Тех двоих на носилках вытаскивали санитары. Ориентировочно, допрашивать их можно будет не ранее чем через четыре дня. Письменно. Кости черепа, перебитые рукоятью «Зигзауэра», срастаются нескоро. Мы ехали домой. Арвен вел машину, а я на заднем сиденьи обеими руками прижимала к себе свое сокровище в клетчатом одеяльце.
***
Весной по округе поползли нервирующие слухи о нападениях на уединенно расположенные коттеджи, ограблениях и бессилии местной полиции. Но я не придала этому особого значения — наш дом хорошо охранялся да и Арвен всегда был рядом.
В тот вечер, мы остались одни. Арвен срочно уехал в столицу, его присутствие зачем–то понадобилось Майку. Не знаю, чем занимались наши охранники, но посреди ночи, я внезапно проснулась от скрипа половицы, услышала чей–то тихий шёпот, а затем крадущиеся шаги.
Размышлять было некогда. Стараясь не шуметь, я вытащила из тумбочки пистолет, которым меня на всякий случай снабдил Арвен несколько недель назад, узнав, что я умею управляться с оружием и вышла из комнаты. Страшно было до жути, но за спиной спал Шерли. Их было пятеро. В моем мозгу вспыхнули рассказы о том, что эти звери творили со своими жертвами и я выстрелила наугад, один из них упал. В ответ раздались сразу несколько выстрелов, бок и руку обожгло невыносимой болью и я рухнула на пол.
***
Анита уже не видела, как выскочивший из комнаты Шерли, голыми руками вырвал ствол у одного из нападавших, не слышала выстрелов, вбежавших в дом охранников. Тем более не чувствовала, как он сдирал с неё футболку, перетягивая предплечье шнуром от настольной лампы, как зажимал ей простреленный бок, рукавом своей пижамной рубашки, пачкаясь в её крови и обливаясь слезами.
Примчавшийся на следующий день к обеду в окружной госпиталь Арвен, куда доставили Аниту, увидел у постели Шерли, сжимающего её руку. И потерял дар речи, глядя на искусанные в страшной тревоге губы и совершенно НОРМАЛЬНЫЕ, припухшие от слёз глаза.

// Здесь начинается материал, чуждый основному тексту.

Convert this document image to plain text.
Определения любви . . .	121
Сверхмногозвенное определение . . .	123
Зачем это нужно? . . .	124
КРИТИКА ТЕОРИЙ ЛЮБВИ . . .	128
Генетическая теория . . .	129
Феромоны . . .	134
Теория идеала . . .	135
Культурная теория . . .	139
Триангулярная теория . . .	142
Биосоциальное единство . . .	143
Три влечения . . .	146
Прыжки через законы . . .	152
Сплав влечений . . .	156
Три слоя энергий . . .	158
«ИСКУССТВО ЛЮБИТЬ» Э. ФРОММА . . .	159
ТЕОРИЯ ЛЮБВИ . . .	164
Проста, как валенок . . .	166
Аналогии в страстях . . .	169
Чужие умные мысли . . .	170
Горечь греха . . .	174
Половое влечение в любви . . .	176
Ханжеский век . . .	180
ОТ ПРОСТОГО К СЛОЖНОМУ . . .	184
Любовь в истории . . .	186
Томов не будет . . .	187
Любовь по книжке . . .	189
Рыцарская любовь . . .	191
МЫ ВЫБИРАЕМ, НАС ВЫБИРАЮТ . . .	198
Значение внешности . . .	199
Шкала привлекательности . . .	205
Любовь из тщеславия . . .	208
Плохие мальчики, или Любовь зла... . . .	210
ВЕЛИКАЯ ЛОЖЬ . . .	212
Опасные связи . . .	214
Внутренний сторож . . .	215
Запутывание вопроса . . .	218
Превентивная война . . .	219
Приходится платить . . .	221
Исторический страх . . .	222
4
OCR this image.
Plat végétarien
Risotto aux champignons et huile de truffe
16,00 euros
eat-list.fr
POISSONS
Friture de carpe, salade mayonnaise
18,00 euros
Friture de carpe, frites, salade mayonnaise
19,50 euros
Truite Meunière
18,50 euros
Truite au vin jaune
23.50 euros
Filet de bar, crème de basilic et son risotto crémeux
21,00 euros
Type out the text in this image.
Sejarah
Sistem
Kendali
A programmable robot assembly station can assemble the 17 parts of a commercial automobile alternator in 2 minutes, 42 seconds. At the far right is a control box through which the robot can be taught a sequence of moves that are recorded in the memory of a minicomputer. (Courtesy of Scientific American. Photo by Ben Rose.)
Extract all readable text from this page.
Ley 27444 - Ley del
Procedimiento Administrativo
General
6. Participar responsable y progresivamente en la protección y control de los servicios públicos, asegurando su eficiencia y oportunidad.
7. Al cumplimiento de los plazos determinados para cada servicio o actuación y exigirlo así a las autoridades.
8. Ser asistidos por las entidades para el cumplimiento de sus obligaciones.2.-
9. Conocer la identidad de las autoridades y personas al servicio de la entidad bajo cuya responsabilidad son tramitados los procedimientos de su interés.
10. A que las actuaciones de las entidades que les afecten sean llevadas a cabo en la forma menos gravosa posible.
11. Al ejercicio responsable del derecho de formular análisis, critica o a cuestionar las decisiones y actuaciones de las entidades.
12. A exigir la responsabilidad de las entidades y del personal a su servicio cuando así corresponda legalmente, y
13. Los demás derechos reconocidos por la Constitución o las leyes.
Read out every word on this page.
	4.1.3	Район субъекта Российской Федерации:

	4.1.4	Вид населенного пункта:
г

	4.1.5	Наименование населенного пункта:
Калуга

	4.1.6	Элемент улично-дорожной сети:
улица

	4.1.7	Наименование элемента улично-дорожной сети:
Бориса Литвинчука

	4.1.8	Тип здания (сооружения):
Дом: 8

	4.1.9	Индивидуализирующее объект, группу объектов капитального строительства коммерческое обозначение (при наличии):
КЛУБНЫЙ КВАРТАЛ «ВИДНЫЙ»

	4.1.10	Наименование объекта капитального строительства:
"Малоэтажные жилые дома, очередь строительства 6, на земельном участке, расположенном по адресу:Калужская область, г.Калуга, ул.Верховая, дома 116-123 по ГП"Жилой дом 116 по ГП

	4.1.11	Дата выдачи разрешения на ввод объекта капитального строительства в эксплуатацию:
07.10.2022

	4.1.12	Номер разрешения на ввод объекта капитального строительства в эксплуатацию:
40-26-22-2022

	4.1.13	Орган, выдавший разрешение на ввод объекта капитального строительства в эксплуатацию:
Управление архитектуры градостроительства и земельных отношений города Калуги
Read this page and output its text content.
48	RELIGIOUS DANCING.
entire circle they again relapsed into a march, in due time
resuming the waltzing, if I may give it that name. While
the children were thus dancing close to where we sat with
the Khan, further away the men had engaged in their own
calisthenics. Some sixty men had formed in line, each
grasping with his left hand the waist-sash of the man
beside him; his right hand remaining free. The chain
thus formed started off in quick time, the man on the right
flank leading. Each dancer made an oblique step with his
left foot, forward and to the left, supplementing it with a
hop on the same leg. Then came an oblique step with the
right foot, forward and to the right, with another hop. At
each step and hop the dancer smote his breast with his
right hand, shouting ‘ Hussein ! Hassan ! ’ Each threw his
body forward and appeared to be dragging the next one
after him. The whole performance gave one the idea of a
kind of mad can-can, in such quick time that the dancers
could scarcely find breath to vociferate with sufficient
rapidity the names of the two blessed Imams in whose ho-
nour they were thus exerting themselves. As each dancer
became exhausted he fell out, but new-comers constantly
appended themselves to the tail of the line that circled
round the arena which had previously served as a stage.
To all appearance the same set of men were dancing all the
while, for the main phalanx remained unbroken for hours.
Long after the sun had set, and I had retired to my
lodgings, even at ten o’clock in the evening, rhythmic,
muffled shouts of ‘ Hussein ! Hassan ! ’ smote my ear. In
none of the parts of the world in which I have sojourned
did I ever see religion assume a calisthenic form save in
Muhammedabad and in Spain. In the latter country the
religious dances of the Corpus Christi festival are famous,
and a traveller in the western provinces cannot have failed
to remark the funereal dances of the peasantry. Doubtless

— Где ты всё время болтаешься, Арвен, — рявкнул он, — когда ты так нужен!
— Прости, я …, мне нужно было в город, — заикаясь просипел тот в ответ и, боясь позорно разрыдаться у него на глазах, поспешно вышел, плотно прикрыл дверь и сполз по ней на пол.
***
Шерли держал в ладонях кисть Аниты и буквально рвался на части. Он должен быть здесь, рядом с ней. И вместе с тем должен вычислить тех, кто это сделал! По остывающим с каждой минутой следам. Наконец, когда его клятвенно заверили, что Анита вне опасности и проспит еще часов десять, Шерли выпустил её кисть, сорвался со стула и, прихватив стоявшего тут же странно притихшего Арвена, вылетел из палаты.